Many crowd workers I reached out to were unwilling to speak. One Turker I spoke to said, “most Turkers are not interested in giving away their time”; another compared the competitive environment of crowd work to a “fight club.” But some workers have been collaborating. Turkopticon, an advocacy project and browser extension, helps Turkers share information with each other about employers. Online forums like Turk Crowd or Reddit’s r/mTurk convey an image of a community—albeit one that is closed to the public.

As a form of remote work, crowdsourced work has gained popularity during the pandemic. Research has linked rising local unemployment levels to the growth of crowd work. On YouTube, videos explaining how to make easy money on these platforms have cropped up since lockdown. Ghost work is likely to have attracted newly unemployed people who were stuck at home over the past year, but whether they’ll last is hard to tell—high worker turnover is common.

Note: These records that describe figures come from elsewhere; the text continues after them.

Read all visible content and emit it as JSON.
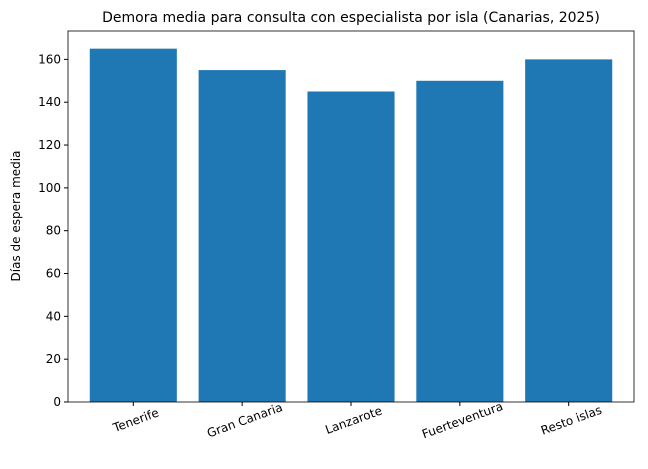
{
  "chart_data": {
    "type": "bar",
    "title": "Demora media para consulta con especialista por isla (Canarias, 2025)",
    "ylabel": "Días de espera media",
    "categories": [
      "Tenerife",
      "Gran Canaria",
      "Lanzarote",
      "Fuerteventura",
      "Resto islas"
    ],
    "values": [
      165,
      155,
      145,
      150,
      160
    ],
    "color": "#1f77b4",
    "ylim": [
      0,
      173.25
    ],
    "yticks": [
      0,
      20,
      40,
      60,
      80,
      100,
      120,
      140,
      160
    ],
    "grid": false
  }
}
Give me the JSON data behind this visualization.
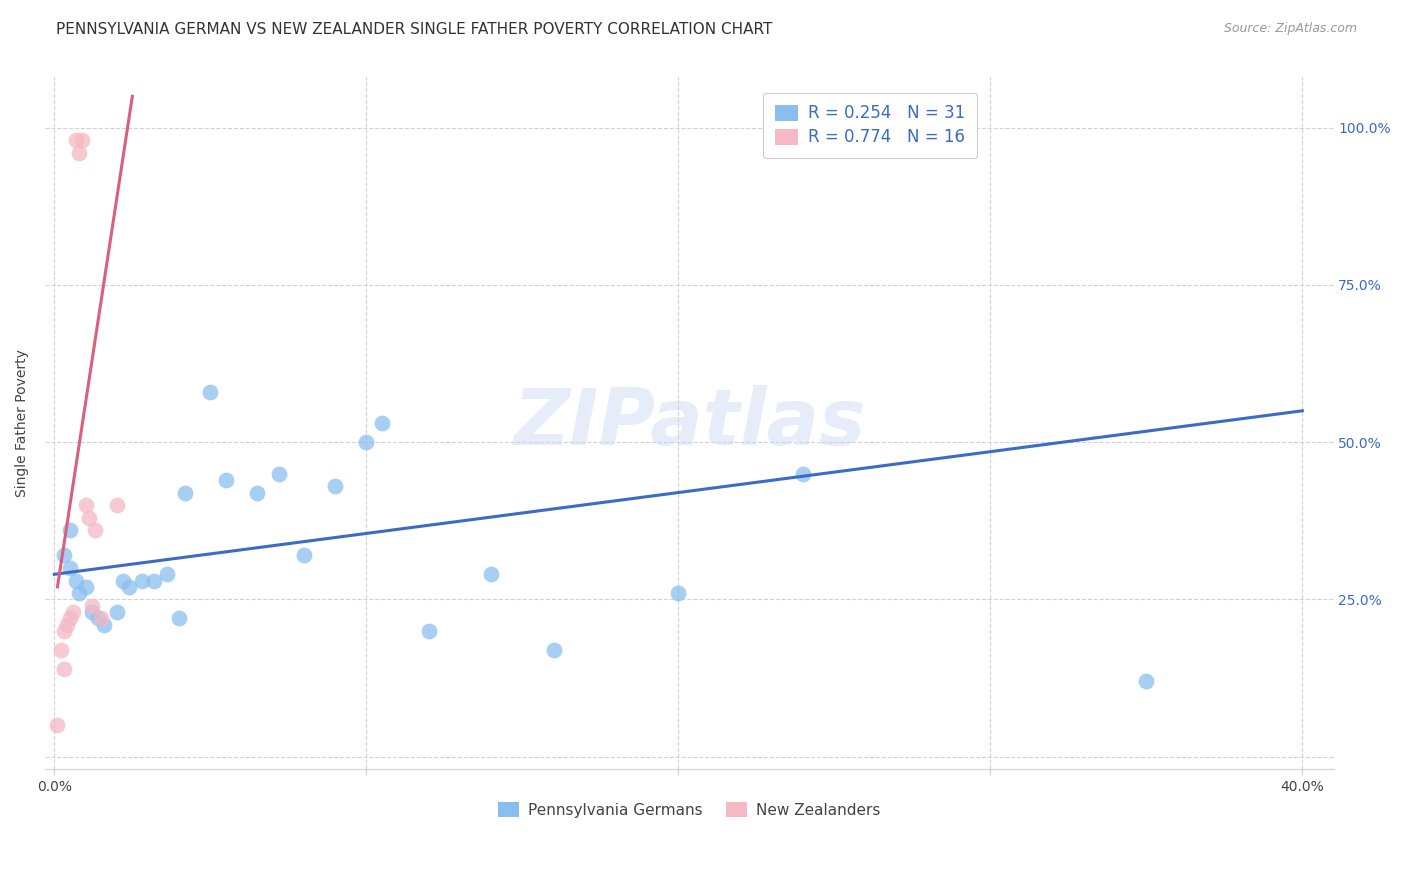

Kelsey Tucker, who makes at most 60 dollars a day, hopes that this new work will be better than her previous office job. The majority of her tasks so far involve checking tax rates on receipts, but what she enjoys the most is working with lawyers on the platform. “Law firms will basically look for mock jurors to present their case to and get a feel for the potential verdict,” she explains. For at least an hour, she reads or listens to the arguments, testimonies and evidence of both sides, and once both parties have presented, she has to say if she would convict, dismiss, or award money if it’s a settlement issue. “My favourite one involved a medical malpractice suit,” she said: it “might actually nudge me towards a career.”